I do not think "that nearly every state in the US has a law stating that the speed limit of a road has to be set by the people driving the road". I think some states do, but it is obvious to me that RI/MA/CT do not, as the speed limits do not even come close to the average speed of drivers, let alone the 80th percentile or whatever is used for that type of law.
Actually, those 3 states do in fact have those laws.
The problem is, the municipalities that set the speed limit don't usually do a traffic study and set the speed limit accordingly.
It's actually a pretty solid way to fight a speed limit by challenging the legality of the speed limit. If the speed limit was decided without doing a traffic study, it is an illegal speed limit and therefore not valid.

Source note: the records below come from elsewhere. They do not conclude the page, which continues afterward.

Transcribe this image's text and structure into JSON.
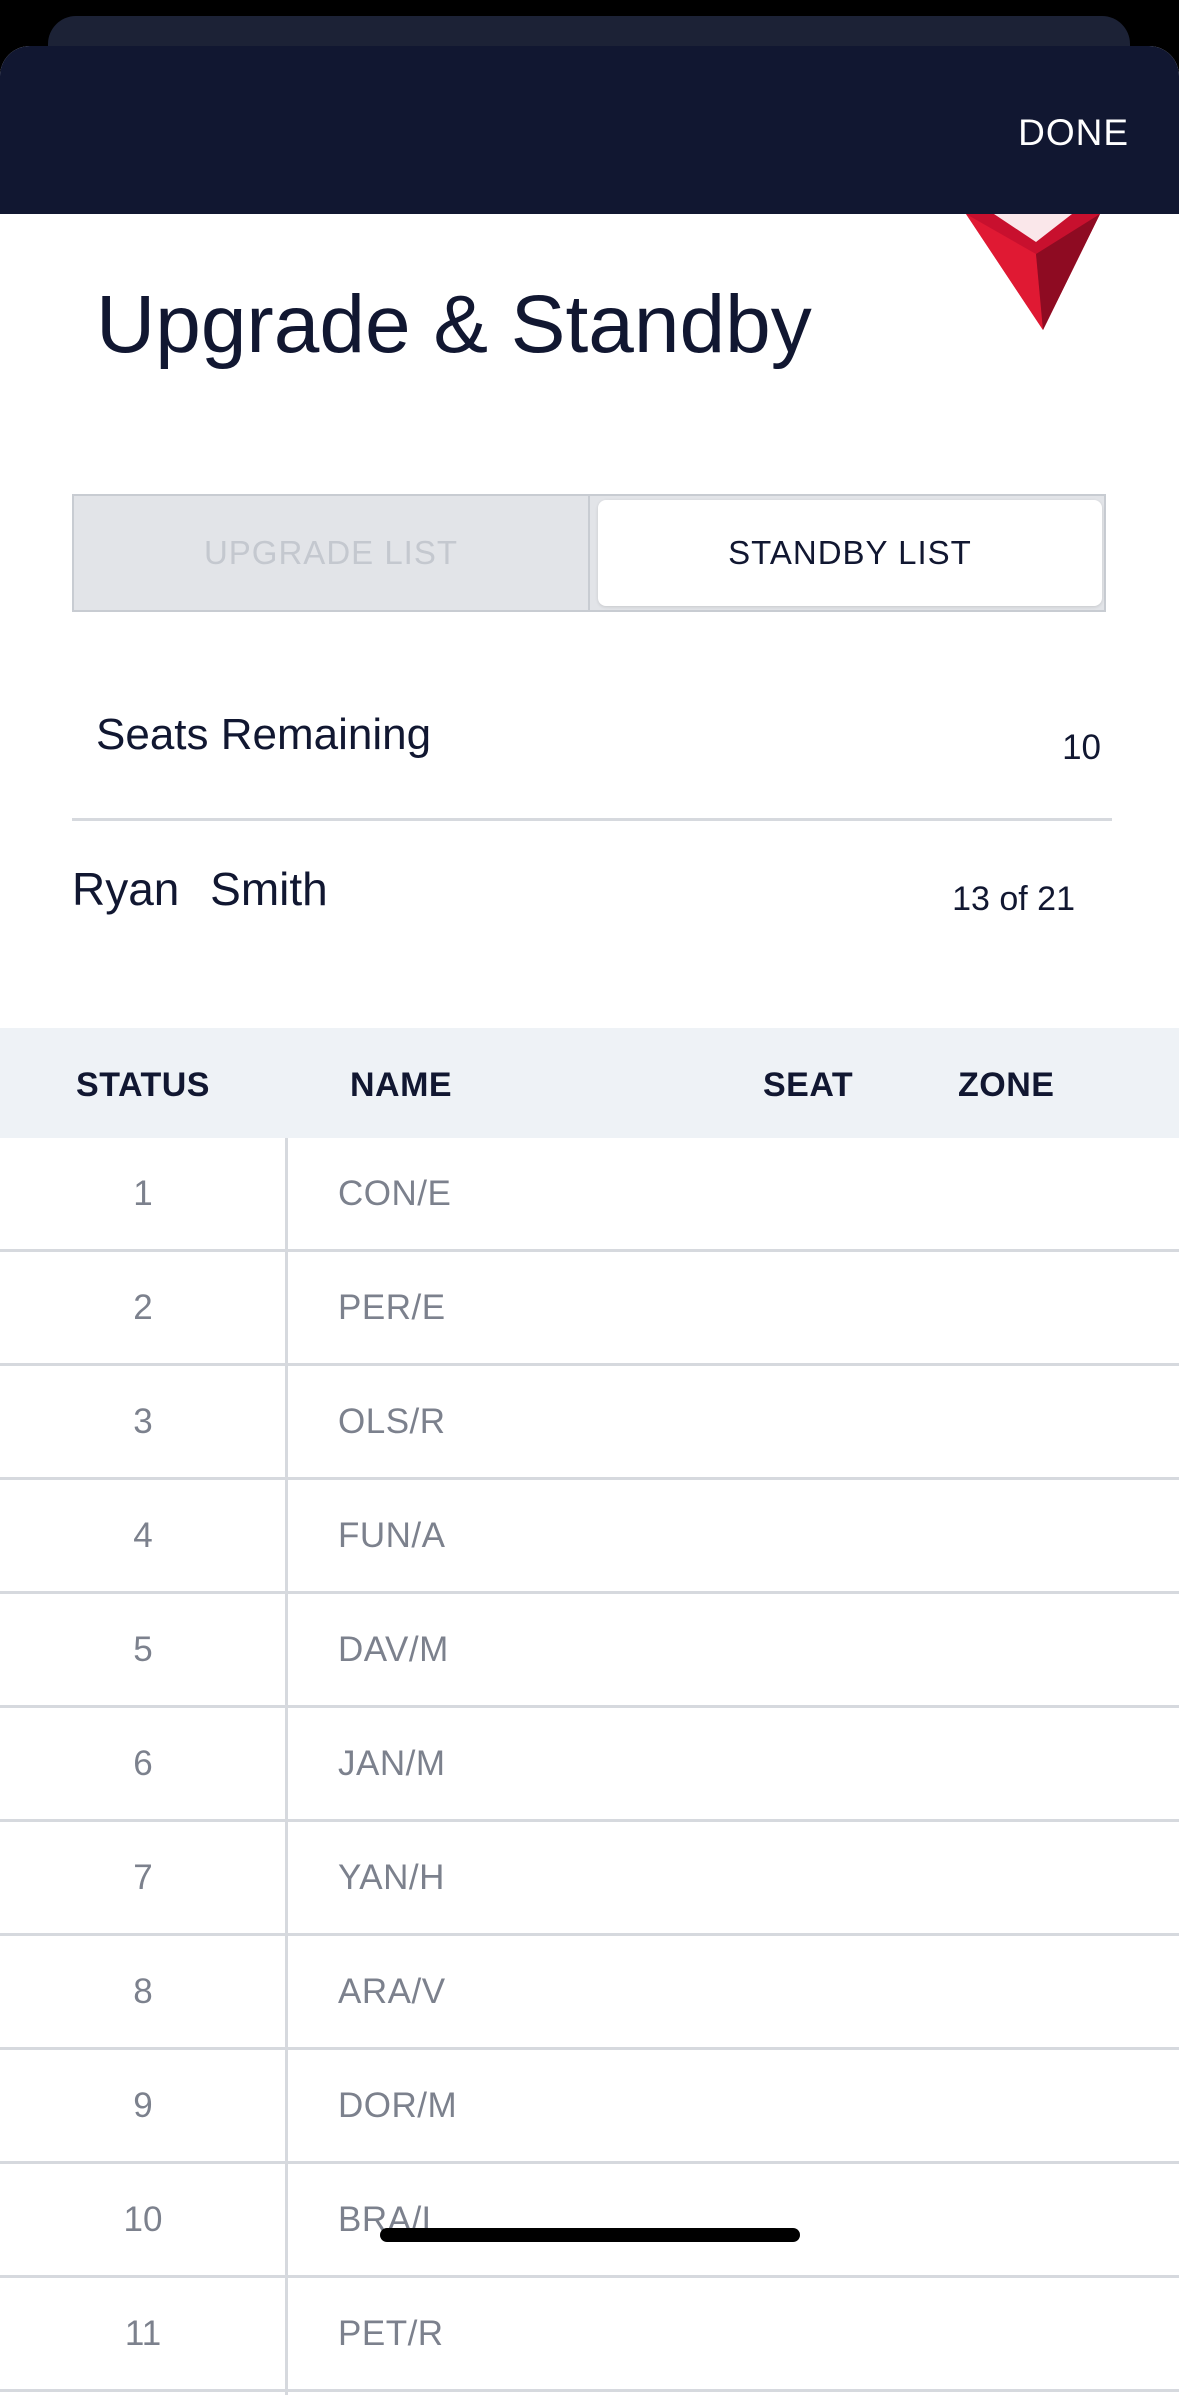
{
  "header": {
    "done_label": "DONE"
  },
  "page": {
    "title": "Upgrade & Standby"
  },
  "tabs": {
    "upgrade_label": "UPGRADE LIST",
    "standby_label": "STANDBY LIST",
    "selected": "STANDBY LIST"
  },
  "seats": {
    "label": "Seats Remaining",
    "value": "10"
  },
  "passenger": {
    "name": "Ryan Smith",
    "position": "13 of 21"
  },
  "table": {
    "headers": {
      "status": "STATUS",
      "name": "NAME",
      "seat": "SEAT",
      "zone": "ZONE"
    },
    "rows": [
      {
        "status": "1",
        "name": "CON/E"
      },
      {
        "status": "2",
        "name": "PER/E"
      },
      {
        "status": "3",
        "name": "OLS/R"
      },
      {
        "status": "4",
        "name": "FUN/A"
      },
      {
        "status": "5",
        "name": "DAV/M"
      },
      {
        "status": "6",
        "name": "JAN/M"
      },
      {
        "status": "7",
        "name": "YAN/H"
      },
      {
        "status": "8",
        "name": "ARA/V"
      },
      {
        "status": "9",
        "name": "DOR/M"
      },
      {
        "status": "10",
        "name": "BRA/L"
      },
      {
        "status": "11",
        "name": "PET/R"
      }
    ]
  },
  "colors": {
    "header_bg": "#111731",
    "logo_red": "#c8102e"
  }
}
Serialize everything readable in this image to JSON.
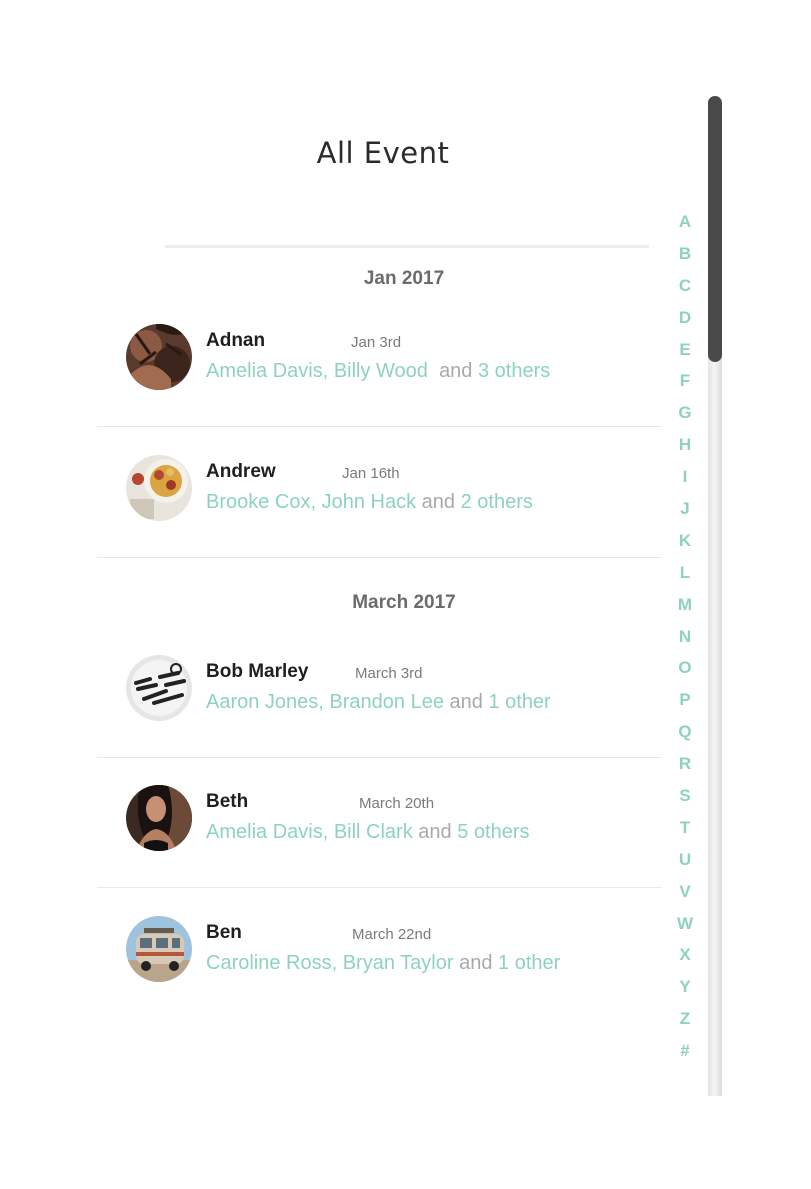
{
  "header": {
    "title": "All Event"
  },
  "sections": [
    {
      "label": "Jan 2017",
      "events": [
        {
          "name": "Adnan",
          "date": "Jan 3rd",
          "names": "Amelia Davis, Billy Wood",
          "and": "and",
          "others": "3 others"
        },
        {
          "name": "Andrew",
          "date": "Jan 16th",
          "names": "Brooke Cox, John Hack",
          "and": "and",
          "others": "2 others"
        }
      ]
    },
    {
      "label": "March 2017",
      "events": [
        {
          "name": "Bob Marley",
          "date": "March 3rd",
          "names": "Aaron Jones, Brandon Lee",
          "and": "and",
          "others": "1 other"
        },
        {
          "name": "Beth",
          "date": "March 20th",
          "names": "Amelia Davis, Bill Clark",
          "and": "and",
          "others": "5 others"
        },
        {
          "name": "Ben",
          "date": "March 22nd",
          "names": "Caroline Ross, Bryan Taylor",
          "and": "and",
          "others": "1 other"
        }
      ]
    }
  ],
  "alphabet_index": [
    "A",
    "B",
    "C",
    "D",
    "E",
    "F",
    "G",
    "H",
    "I",
    "J",
    "K",
    "L",
    "M",
    "N",
    "O",
    "P",
    "Q",
    "R",
    "S",
    "T",
    "U",
    "V",
    "W",
    "X",
    "Y",
    "Z",
    "#"
  ],
  "colors": {
    "accent": "#8dd3bc",
    "muted": "#a9a9a9",
    "text": "#1f1f1f",
    "scroll_thumb": "#4a4a4a"
  },
  "scroll": {
    "visible_fraction": 0.27,
    "position_fraction": 0.0
  }
}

There is a major problem with illegally low speed limits all over the country. But people don't know their rights and their own state laws, and so municipalities get away with generating revenue with illegal speed limits.
Speeds are measured by a radar gun or a laser gun. Both instruments are extremely accurate and provide the engineer with invaluable data when used properly. Caution should be taken that the manufacturer's instructions are followed stringently in order to insure that collected data is correct and accurate for speed zoning purposes. In most cases, speed data collection is typically conducted in a passenger car or light truck. It is important that the aforementioned vehicles are unmarked so that motorists do not perceive the recorder's presence as an enforcement activity and adjust their speeds accordingly. Also, the recording vehicle should be parked in such a way that it does not affect the speed of vehicles using the roadway, preferably being positioned off the traveled way out of plain view.
Unfortunately there's a sort of corollary to the Heisenberg uncertainty principle here...there's no way to measure speed of traffic without affecting the outcome. Also, the existing speed limit may artificially limit the speed (it sure does for me!), thereby ensuring its own continuance.
The fact that enough people will follow the speed limit no matter how unreasonably slow is why they use the 85th percentile speed, rather than the average speed. I know for a fact CT has those laws, and in those laws they even state that the speed limit does nothing to control the speed of traffic.
Having up to 50% of drivers driving the speed limit or under does not effect the 85th percentile at all.
Might be easier to think of it in the way that 15% of drivers will speed. If more than 15% of the drivers are speeding, the speed limit is too slow.